Claimed fuel consumption is equally as impressive as the performance figures, with Audi claiming 2.5 L/100km (94.1 mpg) and carbon emissions under 60 g/km. As well as using the hybrid system, Audi has worked on cutting down on weight. The five-link suspension system on the new Q7’s front and rear axles is 60 kg (132 lb) lighter than the axles on the outgoing model, aiding efficiency and handling thanks to a lower center of gravity. A specially designed heat pump also aids efficiency by using residual heat from the electric drive components to heat the interior and increase range.
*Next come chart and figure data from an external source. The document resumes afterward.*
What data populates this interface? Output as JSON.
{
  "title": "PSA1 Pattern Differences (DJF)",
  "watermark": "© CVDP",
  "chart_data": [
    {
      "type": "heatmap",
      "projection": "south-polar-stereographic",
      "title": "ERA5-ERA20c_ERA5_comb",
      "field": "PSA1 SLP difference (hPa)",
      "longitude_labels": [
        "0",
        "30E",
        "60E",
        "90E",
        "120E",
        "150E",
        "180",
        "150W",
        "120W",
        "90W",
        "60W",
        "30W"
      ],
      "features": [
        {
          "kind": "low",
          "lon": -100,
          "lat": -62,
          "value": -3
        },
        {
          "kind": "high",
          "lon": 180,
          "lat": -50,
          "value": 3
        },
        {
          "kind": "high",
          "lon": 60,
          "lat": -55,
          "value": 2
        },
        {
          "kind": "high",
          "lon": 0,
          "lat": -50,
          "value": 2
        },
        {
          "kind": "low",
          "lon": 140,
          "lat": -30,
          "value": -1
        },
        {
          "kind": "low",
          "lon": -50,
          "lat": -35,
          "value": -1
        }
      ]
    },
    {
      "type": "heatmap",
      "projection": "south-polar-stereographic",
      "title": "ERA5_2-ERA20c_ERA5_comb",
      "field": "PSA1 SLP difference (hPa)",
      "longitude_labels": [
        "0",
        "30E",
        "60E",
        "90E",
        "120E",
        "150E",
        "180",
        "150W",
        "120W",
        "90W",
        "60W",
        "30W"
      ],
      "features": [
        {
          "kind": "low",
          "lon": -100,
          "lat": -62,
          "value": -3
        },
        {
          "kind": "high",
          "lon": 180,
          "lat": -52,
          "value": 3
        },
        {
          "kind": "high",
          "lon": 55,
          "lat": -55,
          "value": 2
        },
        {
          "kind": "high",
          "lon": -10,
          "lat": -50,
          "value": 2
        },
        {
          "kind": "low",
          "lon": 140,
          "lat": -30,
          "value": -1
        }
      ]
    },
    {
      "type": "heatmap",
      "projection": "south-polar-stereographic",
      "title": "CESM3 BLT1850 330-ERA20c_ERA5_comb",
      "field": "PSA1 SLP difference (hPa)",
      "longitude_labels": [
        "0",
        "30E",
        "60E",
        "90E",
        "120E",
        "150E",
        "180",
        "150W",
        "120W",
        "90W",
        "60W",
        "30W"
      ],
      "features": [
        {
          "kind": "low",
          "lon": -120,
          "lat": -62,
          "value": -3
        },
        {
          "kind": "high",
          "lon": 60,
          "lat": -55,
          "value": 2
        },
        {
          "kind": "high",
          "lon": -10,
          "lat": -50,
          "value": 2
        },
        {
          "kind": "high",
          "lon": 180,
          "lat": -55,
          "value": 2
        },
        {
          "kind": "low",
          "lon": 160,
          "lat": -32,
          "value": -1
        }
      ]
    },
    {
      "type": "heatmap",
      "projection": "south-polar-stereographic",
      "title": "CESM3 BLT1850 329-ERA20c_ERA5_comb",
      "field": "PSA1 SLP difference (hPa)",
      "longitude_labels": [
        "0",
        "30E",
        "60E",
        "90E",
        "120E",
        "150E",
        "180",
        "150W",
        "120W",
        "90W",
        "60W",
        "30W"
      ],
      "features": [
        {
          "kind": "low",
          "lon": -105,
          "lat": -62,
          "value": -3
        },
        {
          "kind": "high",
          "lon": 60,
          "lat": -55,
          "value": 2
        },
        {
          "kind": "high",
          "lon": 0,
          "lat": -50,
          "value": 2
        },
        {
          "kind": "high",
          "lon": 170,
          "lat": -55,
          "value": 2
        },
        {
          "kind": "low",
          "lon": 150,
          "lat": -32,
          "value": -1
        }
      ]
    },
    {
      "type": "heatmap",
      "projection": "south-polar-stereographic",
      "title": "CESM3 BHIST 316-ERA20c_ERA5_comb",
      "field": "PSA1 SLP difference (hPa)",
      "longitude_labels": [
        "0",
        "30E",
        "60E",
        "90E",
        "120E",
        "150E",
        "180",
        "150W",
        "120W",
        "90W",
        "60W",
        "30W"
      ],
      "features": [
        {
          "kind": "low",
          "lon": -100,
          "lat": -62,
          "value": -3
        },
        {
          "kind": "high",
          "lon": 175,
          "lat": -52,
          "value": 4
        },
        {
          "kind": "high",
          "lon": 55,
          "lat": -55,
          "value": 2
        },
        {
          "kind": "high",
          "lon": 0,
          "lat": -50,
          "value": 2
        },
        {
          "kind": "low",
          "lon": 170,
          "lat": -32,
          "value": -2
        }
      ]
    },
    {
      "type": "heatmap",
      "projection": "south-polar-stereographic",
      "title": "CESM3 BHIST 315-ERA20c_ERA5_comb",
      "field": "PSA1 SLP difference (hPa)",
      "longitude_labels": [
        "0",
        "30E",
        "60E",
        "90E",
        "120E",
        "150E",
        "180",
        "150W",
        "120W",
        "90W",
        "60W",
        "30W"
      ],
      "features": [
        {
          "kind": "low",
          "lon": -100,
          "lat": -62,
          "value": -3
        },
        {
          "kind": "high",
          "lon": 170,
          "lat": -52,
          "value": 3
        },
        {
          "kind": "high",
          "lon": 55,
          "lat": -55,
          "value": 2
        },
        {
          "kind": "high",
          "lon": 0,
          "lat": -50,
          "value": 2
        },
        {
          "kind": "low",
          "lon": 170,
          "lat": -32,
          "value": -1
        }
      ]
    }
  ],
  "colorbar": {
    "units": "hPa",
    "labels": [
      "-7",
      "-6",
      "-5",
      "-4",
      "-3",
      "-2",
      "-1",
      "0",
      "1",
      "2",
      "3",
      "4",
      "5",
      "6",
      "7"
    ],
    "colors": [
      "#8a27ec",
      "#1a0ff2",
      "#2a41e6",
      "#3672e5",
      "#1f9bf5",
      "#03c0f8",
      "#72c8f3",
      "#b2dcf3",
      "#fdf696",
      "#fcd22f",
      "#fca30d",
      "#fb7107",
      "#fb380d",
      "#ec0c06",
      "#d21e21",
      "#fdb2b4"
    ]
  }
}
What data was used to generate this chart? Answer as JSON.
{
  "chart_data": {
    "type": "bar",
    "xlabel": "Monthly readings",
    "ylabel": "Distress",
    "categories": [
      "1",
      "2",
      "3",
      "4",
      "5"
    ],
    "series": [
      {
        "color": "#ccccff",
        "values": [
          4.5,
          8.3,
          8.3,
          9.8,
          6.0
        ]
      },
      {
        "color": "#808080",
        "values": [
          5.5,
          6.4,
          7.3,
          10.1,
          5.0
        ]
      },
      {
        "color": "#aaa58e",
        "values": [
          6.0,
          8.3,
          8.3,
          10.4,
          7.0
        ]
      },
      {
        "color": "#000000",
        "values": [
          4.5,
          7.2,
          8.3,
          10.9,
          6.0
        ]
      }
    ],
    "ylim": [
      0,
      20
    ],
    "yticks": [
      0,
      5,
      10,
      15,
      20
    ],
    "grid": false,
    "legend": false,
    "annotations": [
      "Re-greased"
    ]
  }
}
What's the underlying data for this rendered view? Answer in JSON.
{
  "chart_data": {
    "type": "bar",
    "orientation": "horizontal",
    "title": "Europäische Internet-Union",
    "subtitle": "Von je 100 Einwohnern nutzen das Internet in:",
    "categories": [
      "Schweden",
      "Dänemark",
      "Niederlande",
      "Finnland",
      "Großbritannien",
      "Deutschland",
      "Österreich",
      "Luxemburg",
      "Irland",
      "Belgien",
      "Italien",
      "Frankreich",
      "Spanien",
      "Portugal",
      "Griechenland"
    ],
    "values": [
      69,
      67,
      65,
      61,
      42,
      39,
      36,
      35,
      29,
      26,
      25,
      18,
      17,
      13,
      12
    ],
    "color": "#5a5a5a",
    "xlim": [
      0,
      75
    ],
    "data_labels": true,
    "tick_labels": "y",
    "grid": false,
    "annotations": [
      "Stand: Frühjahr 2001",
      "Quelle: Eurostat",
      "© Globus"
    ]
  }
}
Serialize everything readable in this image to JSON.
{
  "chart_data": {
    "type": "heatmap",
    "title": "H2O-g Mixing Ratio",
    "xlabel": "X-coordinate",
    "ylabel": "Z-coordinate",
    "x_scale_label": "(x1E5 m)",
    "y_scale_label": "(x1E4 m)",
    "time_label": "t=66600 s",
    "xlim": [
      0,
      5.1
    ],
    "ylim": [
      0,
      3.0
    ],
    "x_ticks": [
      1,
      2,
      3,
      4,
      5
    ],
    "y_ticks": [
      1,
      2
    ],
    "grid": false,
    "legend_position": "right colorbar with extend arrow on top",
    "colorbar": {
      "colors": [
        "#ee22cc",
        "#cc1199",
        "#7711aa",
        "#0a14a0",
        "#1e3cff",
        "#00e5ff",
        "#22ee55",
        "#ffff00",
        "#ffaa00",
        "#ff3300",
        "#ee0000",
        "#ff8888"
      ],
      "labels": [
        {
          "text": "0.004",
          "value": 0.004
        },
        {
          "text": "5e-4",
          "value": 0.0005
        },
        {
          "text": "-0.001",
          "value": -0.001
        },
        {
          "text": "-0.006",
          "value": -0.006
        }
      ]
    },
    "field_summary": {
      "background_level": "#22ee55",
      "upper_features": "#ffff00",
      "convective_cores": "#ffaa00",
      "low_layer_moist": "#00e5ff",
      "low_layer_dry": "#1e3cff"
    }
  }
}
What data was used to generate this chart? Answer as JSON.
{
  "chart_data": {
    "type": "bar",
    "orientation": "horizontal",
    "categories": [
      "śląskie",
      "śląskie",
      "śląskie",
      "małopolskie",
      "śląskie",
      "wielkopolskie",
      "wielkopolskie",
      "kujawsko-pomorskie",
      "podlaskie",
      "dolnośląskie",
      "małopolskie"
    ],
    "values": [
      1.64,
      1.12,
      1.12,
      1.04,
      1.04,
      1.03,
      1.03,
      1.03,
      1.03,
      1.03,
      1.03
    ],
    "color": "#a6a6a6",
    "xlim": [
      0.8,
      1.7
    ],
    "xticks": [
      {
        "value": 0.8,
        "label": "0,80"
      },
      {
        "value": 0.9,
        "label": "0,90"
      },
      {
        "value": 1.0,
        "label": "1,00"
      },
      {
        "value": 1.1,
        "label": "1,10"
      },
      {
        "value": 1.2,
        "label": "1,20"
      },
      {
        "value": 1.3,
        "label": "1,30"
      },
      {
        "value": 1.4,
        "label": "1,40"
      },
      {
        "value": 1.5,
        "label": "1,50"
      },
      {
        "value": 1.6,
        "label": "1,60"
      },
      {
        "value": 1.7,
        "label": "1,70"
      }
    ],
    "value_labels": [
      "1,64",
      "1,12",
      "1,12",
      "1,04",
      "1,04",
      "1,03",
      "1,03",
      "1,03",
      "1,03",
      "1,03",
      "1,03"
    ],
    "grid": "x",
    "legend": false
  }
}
As with its competitors, the Q7’s hybrid powertrain can be put into a number of different modes. The car usually starts in electric mode, with the engine only cutting in after the owner pushes the accelerator past a certain point in its travel. EV mode, as you’d expect, focuses on using only the car’s electric motor, while hybrid mode automatically decides whether the power comes from the car’s gasoline engine or electric motor. If owners want to save their battery power they can choose battery hold mode, while battery charge mode replenishes the battery while you drive.

Further contributing to the Q7’s economy is the gearbox calibration. When in hybrid mode, the Q7’s 8-speed automatic gearbox kicks into coasting mode, turning the engine and electric motor off until the driver gets back onto the accelerator, at which point Audi claims the engine will quickly and quietly start back up. Charging is tackled by a new two-phase system that can handle up to 7.2 kW of power. In ideal conditions using a high-powered industrial outlet and cable, the battery can be charged in 2.5 hours, but expect it to take much longer from a normal wall socket.

Setting the hybrid Q7 apart from its gasoline and diesel siblings is a special design for the car’s singleframe grille, distinctive 19-inch wheels and a new rear diffuser.

The Q7 will be available to Asian markets at the start of 2016, with no word from Audi about if or when it will make it available in other markets.